Every model we run — the MLB starting pitcher leverage system, the NBA pace-adjusted efficiency model, the NHL goalie workload edge — produces the same shape of output: a probability estimate for each side of each game. Those estimates are then compared against the public market price at the moment of publication, the implied probability is computed, and the gap is reported as edge. A play only becomes an official pick when the edge clears our minimum threshold (with a buffer baked in for vig and model uncertainty).
What gets published is the version of the bet where the math says you have a real, measurable advantage. What doesn't get published — and we kill more candidates than we publish — is every game where the model agrees with the market, or where the edge isn't large enough to survive ordinary line movement and noise. That's not a limitation. That's the discipline. Every play we ship is a price we believe is wrong, sized to capture as much of that wrongness as the math allows. The rest, you can read about in the bankroll management piece.
If you're already running this kind of process — comparing your fair-value estimates against the market, sizing by edge, shopping lines, tracking CLV — you don't need us. If you're not, or if you want a quantitative second opinion on every slate without doing the modeling yourself, that's what we're for.
+EV (positive expected value) means a bet's true win probability, multiplied by what it pays, exceeds the loss probability multiplied by the stake. Over a large enough sample, +EV bets are profitable; −EV bets aren't. The math: EV = (win probability × profit on a win) − (loss probability × amount risked). If that number is positive, the bet is +EV regardless of whether it wins or loses individually.
Multiply your estimated win probability by the profit on a winning bet, then subtract the loss probability times the amount risked. For a $100 bet at +120 with a 50% win probability: (0.50 × $120) − (0.50 × $100) = +$10 EV per bet. The bet is profitable in the long run by $10 per $100 risked. Our EV Calculator runs this for any inputs.
Yes — if your win-probability estimates are systematically more accurate than the market's. The math guarantees long-run profit; the practical constraint is that estimating true probability is hard, books take a cut (vig), and variance can produce losing stretches of 50–200 bets even with real edge. Most bettors quit during variance, mistaking it for the strategy being broken.
Mathematically, any positive edge is +EV. Practically, sharp bettors typically require at least 2–3 percentage points of edge above the market's implied probability before placing. That buffer absorbs estimation noise, line movement, and the book's vig. Below 2pp, the bet is technically +EV but the margin is too thin to survive real-world friction.

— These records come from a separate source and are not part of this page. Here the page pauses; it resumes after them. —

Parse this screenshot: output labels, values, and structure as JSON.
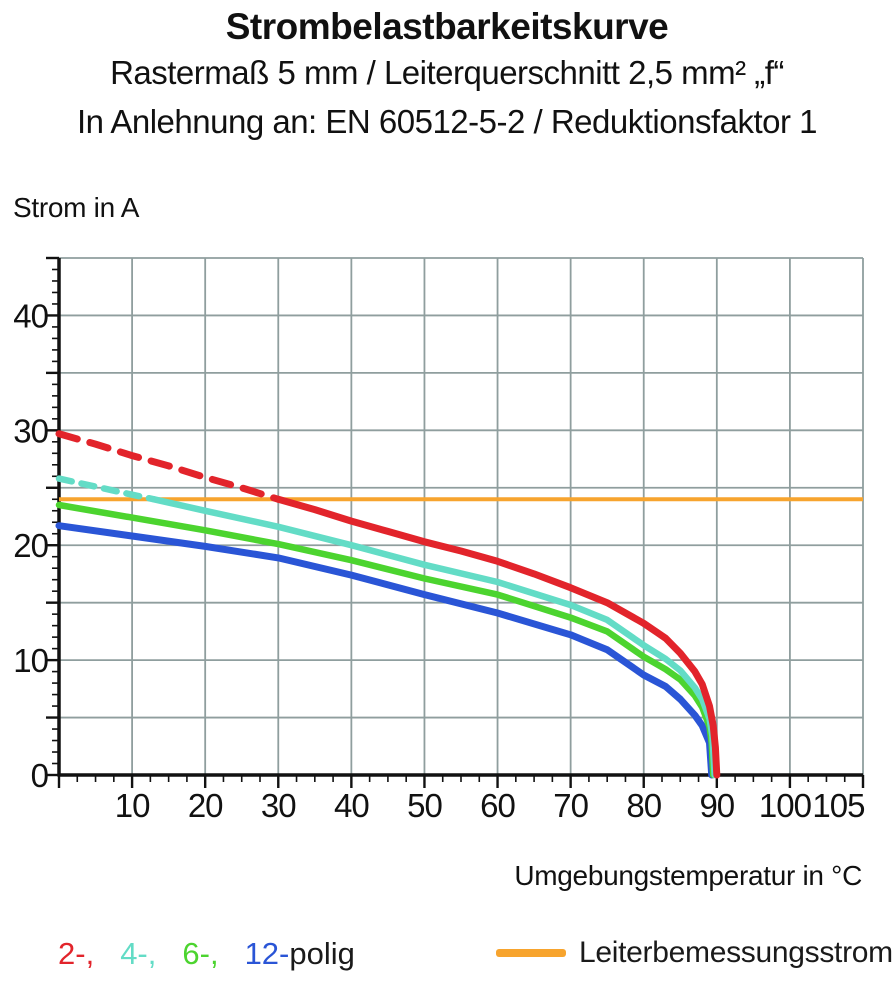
{
  "header": {
    "title": "Strombelastbarkeitskurve",
    "subtitle1": "Rastermaß 5 mm / Leiterquerschnitt 2,5 mm² „f“",
    "subtitle2": "In Anlehnung an: EN 60512-5-2 / Reduktionsfaktor 1"
  },
  "chart_data": {
    "type": "line",
    "title": "Strombelastbarkeitskurve",
    "xlabel": "Umgebungstemperatur in °C",
    "ylabel": "Strom in A",
    "xlim": [
      0,
      110
    ],
    "ylim": [
      0,
      45
    ],
    "grid": true,
    "grid_color": "#8f9e9e",
    "axis_color": "#111111",
    "x_grid_step": 10,
    "y_grid_step": 5,
    "x_minor_step": 2.5,
    "y_minor_step": 1,
    "x_ticks": [
      {
        "label": "10",
        "t": 10
      },
      {
        "label": "20",
        "t": 20
      },
      {
        "label": "30",
        "t": 30
      },
      {
        "label": "40",
        "t": 40
      },
      {
        "label": "50",
        "t": 50
      },
      {
        "label": "60",
        "t": 60
      },
      {
        "label": "70",
        "t": 70
      },
      {
        "label": "80",
        "t": 80
      },
      {
        "label": "90",
        "t": 90
      },
      {
        "label": "100",
        "t": 100,
        "dx": -5
      },
      {
        "label": "105",
        "t": 105,
        "dx": 12
      }
    ],
    "y_ticks": [
      0,
      10,
      20,
      30,
      40
    ],
    "reference_line": {
      "label": "Leiterbemessungsstrom",
      "value": 24,
      "color": "#F7A42E"
    },
    "legend_position": "bottom",
    "series": [
      {
        "name": "2-polig",
        "color": "#E2242B",
        "width": 7,
        "dash_until": 30,
        "dash": "19 13",
        "points": [
          [
            0,
            29.7
          ],
          [
            5,
            28.8
          ],
          [
            10,
            27.8
          ],
          [
            15,
            26.9
          ],
          [
            20,
            25.9
          ],
          [
            25,
            25.0
          ],
          [
            30,
            24.0
          ],
          [
            35,
            23.1
          ],
          [
            40,
            22.1
          ],
          [
            45,
            21.2
          ],
          [
            50,
            20.3
          ],
          [
            55,
            19.5
          ],
          [
            60,
            18.6
          ],
          [
            65,
            17.5
          ],
          [
            70,
            16.3
          ],
          [
            75,
            15.0
          ],
          [
            80,
            13.2
          ],
          [
            83,
            11.9
          ],
          [
            85,
            10.6
          ],
          [
            87,
            9.0
          ],
          [
            88,
            7.9
          ],
          [
            89,
            6.0
          ],
          [
            89.5,
            4.3
          ],
          [
            89.8,
            2.4
          ],
          [
            90,
            0
          ]
        ]
      },
      {
        "name": "4-polig",
        "color": "#63DCC6",
        "width": 6.5,
        "dash_until": 13,
        "dash": "13 10",
        "points": [
          [
            0,
            25.8
          ],
          [
            5,
            25.1
          ],
          [
            10,
            24.4
          ],
          [
            13,
            24.0
          ],
          [
            20,
            23.0
          ],
          [
            30,
            21.6
          ],
          [
            40,
            20.0
          ],
          [
            50,
            18.3
          ],
          [
            60,
            16.8
          ],
          [
            70,
            14.8
          ],
          [
            75,
            13.5
          ],
          [
            80,
            11.3
          ],
          [
            83,
            10.1
          ],
          [
            85,
            9.1
          ],
          [
            87,
            7.6
          ],
          [
            88,
            6.6
          ],
          [
            89,
            4.9
          ],
          [
            89.4,
            3.4
          ],
          [
            89.7,
            0
          ]
        ]
      },
      {
        "name": "6-polig",
        "color": "#4CD42F",
        "width": 6.5,
        "dash_until": 0,
        "dash": "",
        "points": [
          [
            0,
            23.5
          ],
          [
            10,
            22.4
          ],
          [
            20,
            21.3
          ],
          [
            30,
            20.1
          ],
          [
            40,
            18.7
          ],
          [
            50,
            17.1
          ],
          [
            60,
            15.7
          ],
          [
            70,
            13.7
          ],
          [
            75,
            12.5
          ],
          [
            80,
            10.3
          ],
          [
            83,
            9.2
          ],
          [
            85,
            8.3
          ],
          [
            87,
            6.9
          ],
          [
            88,
            5.9
          ],
          [
            89,
            4.2
          ],
          [
            89.3,
            2.8
          ],
          [
            89.5,
            0
          ]
        ]
      },
      {
        "name": "12-polig",
        "color": "#2A55D6",
        "width": 7,
        "dash_until": 0,
        "dash": "",
        "points": [
          [
            0,
            21.7
          ],
          [
            10,
            20.8
          ],
          [
            20,
            19.9
          ],
          [
            30,
            18.9
          ],
          [
            40,
            17.4
          ],
          [
            50,
            15.7
          ],
          [
            60,
            14.1
          ],
          [
            70,
            12.2
          ],
          [
            75,
            10.9
          ],
          [
            80,
            8.7
          ],
          [
            83,
            7.7
          ],
          [
            85,
            6.6
          ],
          [
            87,
            5.2
          ],
          [
            88,
            4.3
          ],
          [
            89,
            2.8
          ],
          [
            89.3,
            0
          ]
        ]
      }
    ]
  },
  "legend": {
    "pole_items": [
      {
        "label": "2-,",
        "color": "#E2242B"
      },
      {
        "label": "4-,",
        "color": "#63DCC6"
      },
      {
        "label": "6-,",
        "color": "#4CD42F"
      },
      {
        "label": "12-",
        "color": "#2A55D6"
      }
    ],
    "pole_suffix": "polig",
    "reference_label": "Leiterbemessungsstrom",
    "reference_color": "#F7A42E"
  }
}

Absolutely — and most +EV bets that lose individually are still correctly placed. A 55% bet at +100 has +5% EV and a 45% chance of losing each time. Across 100 such bets you'd expect roughly 55 wins, but any individual bet flips a near-coin. Judging a bet by whether it won is the most common mistake in sports betting. Judge it by whether the price was wrong at the moment of placement.
You need some way to estimate true win probability more accurately than the market on at least some games. That can be a quantitative model, a deep edge in one specific niche (one team you follow obsessively, one matchup type), or the de-vigged consensus from sharp books used against soft retail prices. Without any of those, you're guessing — and guessing doesn't produce systematic +EV.